Implications for AI Adoption Strategy

For business leaders watching from other organisations, the Samsung deal highlights a strategic question: who in your organisation should have access to AI coding tools? The answer is widening. Roles in operations, finance, marketing, and data analysis are all candidates when the barrier to writing functional code drops from "learn a programming language" to "describe what you need."
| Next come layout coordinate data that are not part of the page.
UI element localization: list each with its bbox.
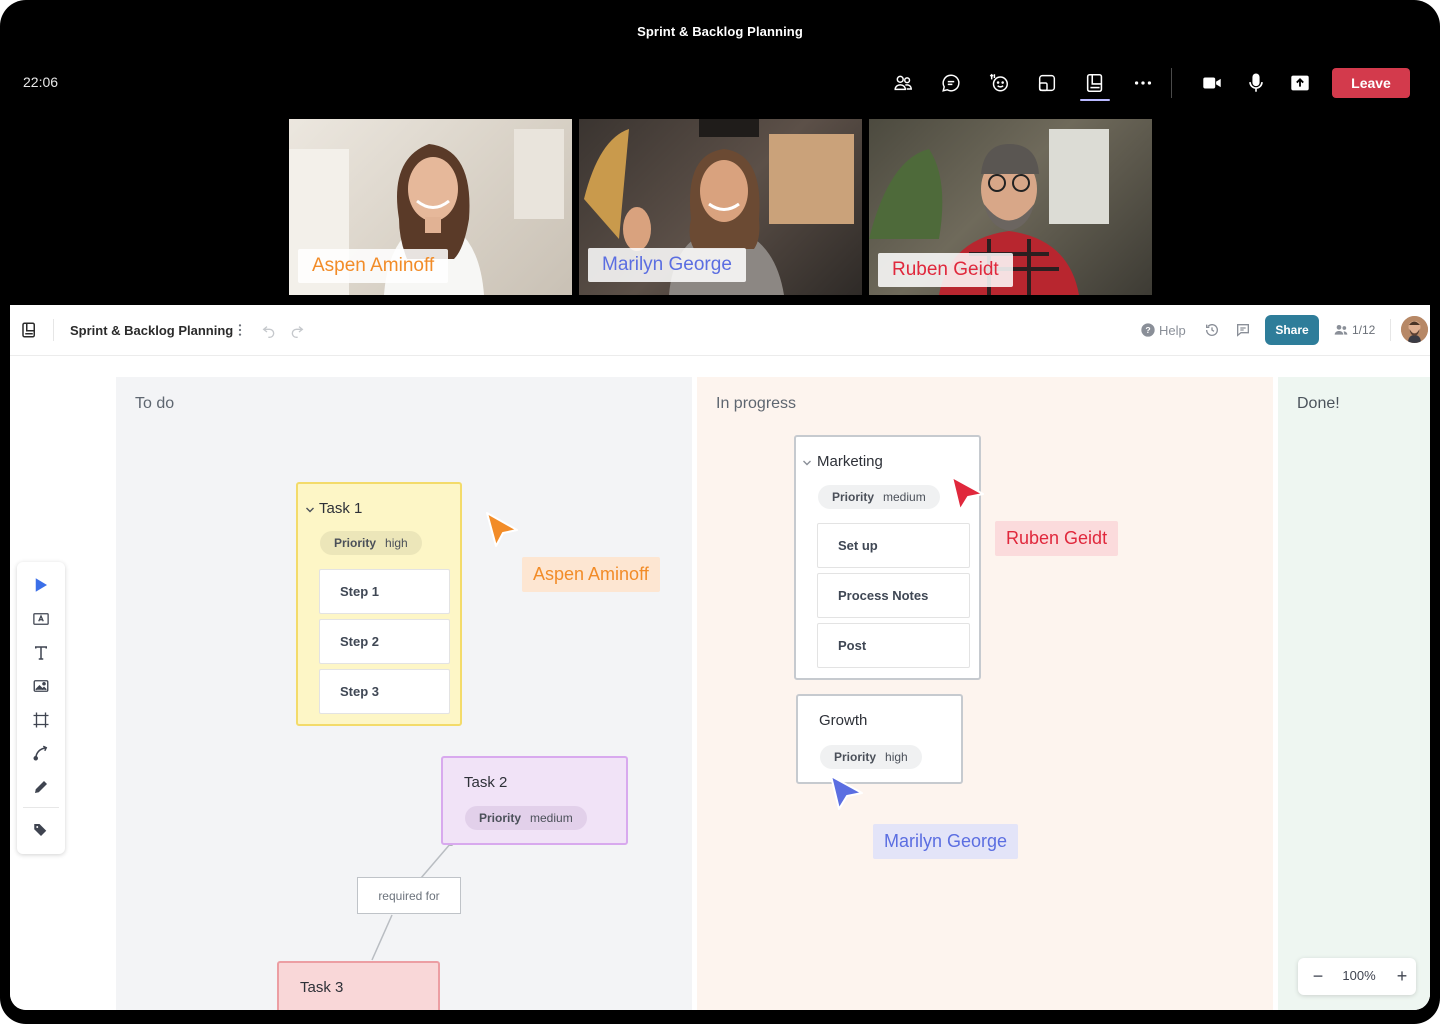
device-frame: Sprint & Backlog Planning 22:06 Leave As… [0,0,1440,1024]
help-label[interactable]: Help [1159,323,1186,338]
card-title: Task 1 [319,500,363,517]
step-item[interactable]: Set up [817,523,970,568]
whiteboard-app: Sprint & Backlog Planning ? Help Share 1… [10,305,1430,1010]
cursor-arrow-icon [486,512,518,547]
card-task-2[interactable]: Task 2 Priority medium [441,756,628,845]
svg-text:?: ? [1145,325,1150,335]
participant-name: Ruben Geidt [878,253,1013,287]
card-title: Task 3 [300,979,344,996]
collaborators-count: 1/12 [1352,323,1376,337]
card-title: Task 2 [464,774,508,791]
participant-name: Aspen Aminoff [298,249,449,283]
relation-label[interactable]: required for [357,877,461,914]
more-icon[interactable] [1130,70,1156,96]
chevron-down-icon[interactable] [802,458,812,468]
share-screen-icon[interactable] [1287,70,1313,96]
cursor-label-ruben: Ruben Geidt [995,521,1119,556]
relation-connector [371,840,454,961]
cursor-arrow-icon [830,775,863,810]
whiteboard-canvas[interactable]: To do In progress Done! Task 1 Priority [10,356,1430,1010]
rooms-icon[interactable] [1034,70,1060,96]
participant-name: Marilyn George [588,248,746,282]
priority-pill: Priority medium [818,485,940,509]
card-title: Growth [819,712,868,729]
collaborators-icon[interactable] [1332,321,1350,339]
meeting-clock: 22:06 [23,74,59,90]
connector-icon[interactable] [30,742,52,764]
priority-pill: Priority high [820,745,922,769]
zoom-in-button[interactable]: + [1392,966,1412,986]
camera-icon[interactable] [1199,70,1225,96]
chevron-down-icon[interactable] [305,505,315,515]
topbar-divider [1390,319,1391,341]
avatar[interactable] [1401,316,1428,343]
cursor-label-marilyn: Marilyn George [873,824,1019,859]
undo-icon[interactable] [260,321,278,339]
step-item[interactable]: Post [817,623,970,668]
tag-icon[interactable] [30,819,52,841]
microphone-icon[interactable] [1243,70,1269,96]
meeting-title: Sprint & Backlog Planning [637,24,803,39]
frame-icon[interactable] [30,709,52,731]
toolbar-divider [23,807,59,808]
priority-pill: Priority high [320,531,422,555]
zoom-level: 100% [1342,968,1376,983]
chat-icon[interactable] [938,70,964,96]
priority-pill: Priority medium [465,806,587,830]
leave-button[interactable]: Leave [1332,68,1410,98]
image-icon[interactable] [30,675,52,697]
text-box-icon[interactable] [30,608,52,630]
history-icon[interactable] [1203,321,1221,339]
card-task-3[interactable]: Task 3 [277,961,440,1010]
share-button[interactable]: Share [1265,315,1319,345]
pen-icon[interactable] [30,776,52,798]
cursor-arrow-icon [951,476,984,511]
reactions-icon[interactable] [986,70,1012,96]
card-title: Marketing [817,453,883,470]
toolbar-divider [1171,68,1172,98]
whiteboard-logo-icon[interactable] [20,321,38,339]
redo-icon[interactable] [288,321,306,339]
video-tile-marilyn[interactable]: Marilyn George [579,119,862,295]
video-tile-ruben[interactable]: Ruben Geidt [869,119,1152,295]
whiteboard-topbar: Sprint & Backlog Planning ? Help Share 1… [10,305,1430,356]
topbar-divider [53,319,54,341]
zoom-control: − 100% + [1298,958,1416,995]
card-marketing[interactable]: Marketing Priority medium Set up Process… [794,435,981,680]
comment-icon[interactable] [1234,321,1252,339]
step-item[interactable]: Process Notes [817,573,970,618]
card-task-1[interactable]: Task 1 Priority high Step 1 Step 2 Step … [296,482,462,726]
video-tile-aspen[interactable]: Aspen Aminoff [289,119,572,295]
step-item[interactable]: Step 1 [319,569,450,614]
board-name[interactable]: Sprint & Backlog Planning [70,323,233,338]
step-item[interactable]: Step 2 [319,619,450,664]
board-menu-icon[interactable] [231,321,249,339]
step-item[interactable]: Step 3 [319,669,450,714]
people-icon[interactable] [890,70,916,96]
card-growth[interactable]: Growth Priority high [796,694,963,784]
whiteboard-icon[interactable] [1082,70,1108,96]
zoom-out-button[interactable]: − [1308,966,1328,986]
cursor-label-aspen: Aspen Aminoff [522,557,660,592]
help-icon[interactable]: ? [1139,321,1157,339]
tools-toolbar [17,562,65,854]
text-icon[interactable] [30,642,52,664]
select-arrow-icon[interactable] [30,574,52,596]
active-tab-indicator [1080,99,1110,101]
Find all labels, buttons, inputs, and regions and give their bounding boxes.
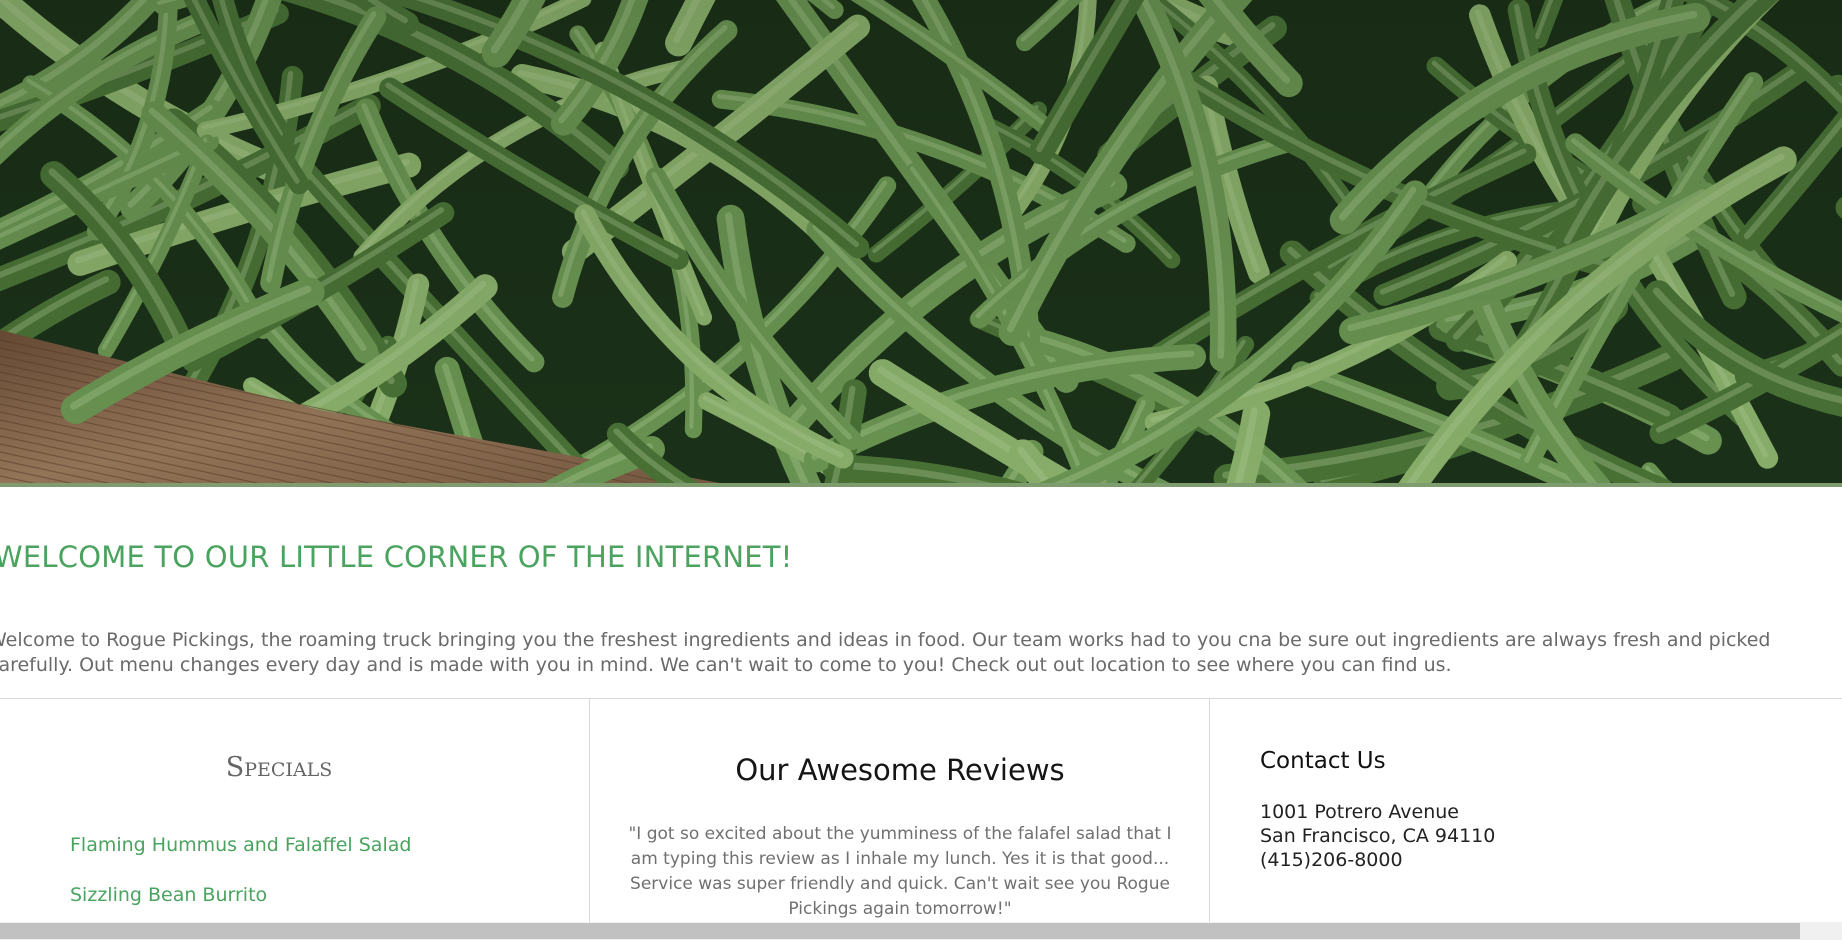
contact-city: San Francisco, CA 94110 <box>1260 825 1496 847</box>
column-divider-2 <box>1209 698 1210 923</box>
special-item-bean-burrito[interactable]: Sizzling Bean Burrito <box>70 884 267 906</box>
reviews-heading: Our Awesome Reviews <box>735 753 1065 787</box>
welcome-paragraph-line-2: carefully. Out menu changes every day an… <box>0 654 1452 676</box>
review-quote: "I got so excited about the yumminess of… <box>628 824 1172 919</box>
page: WELCOME TO OUR LITTLE CORNER OF THE INTE… <box>0 0 1842 940</box>
contact-heading: Contact Us <box>1260 748 1386 774</box>
columns-top-divider <box>0 698 1842 699</box>
horizontal-scrollbar[interactable] <box>0 922 1842 940</box>
hero-image-green-beans <box>0 0 1842 483</box>
contact-address: 1001 Potrero Avenue San Francisco, CA 94… <box>1260 800 1495 872</box>
welcome-paragraph-line-1: Welcome to Rogue Pickings, the roaming t… <box>0 629 1771 651</box>
hero-divider <box>0 483 1842 487</box>
column-divider-1 <box>589 698 590 923</box>
green-beans-photo <box>0 0 1842 483</box>
welcome-title: WELCOME TO OUR LITTLE CORNER OF THE INTE… <box>0 540 793 574</box>
specials-heading: Specials <box>225 752 333 783</box>
contact-street: 1001 Potrero Avenue <box>1260 801 1459 823</box>
contact-phone: (415)206-8000 <box>1260 849 1403 871</box>
welcome-paragraph: Welcome to Rogue Pickings, the roaming t… <box>0 628 1842 678</box>
special-item-hummus-falafel-salad[interactable]: Flaming Hummus and Falaffel Salad <box>70 834 411 856</box>
horizontal-scrollbar-thumb[interactable] <box>0 923 1800 939</box>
The deployment also raises a governance consideration. Extending coding tools to non-developers means more people are creating and running code across the organisation, which has implications for security review, code quality standards, and the management of automated workflows that business users build without IT oversight.

Key Takeaways

  • Samsung has signed a major deal to deploy ChatGPT Enterprise and Codex across its organisation.
  • The deployment specifically targets non-developer roles, signalling a shift toward distributing coding capabilities across the business.
  • The deal reflects a maturing enterprise AI procurement pattern focused on specific use cases rather than broad access.

Journey Stage Relevance

This article is most relevant to Stage 2: Agentic Assistant and connects to Stage 3: Workflow Automation. The Samsung deployment represents the move from using AI as a conversational assistant to deploying it as a working tool embedded in business processes — with coding capabilities extended beyond the engineering team to business professionals across the organisation.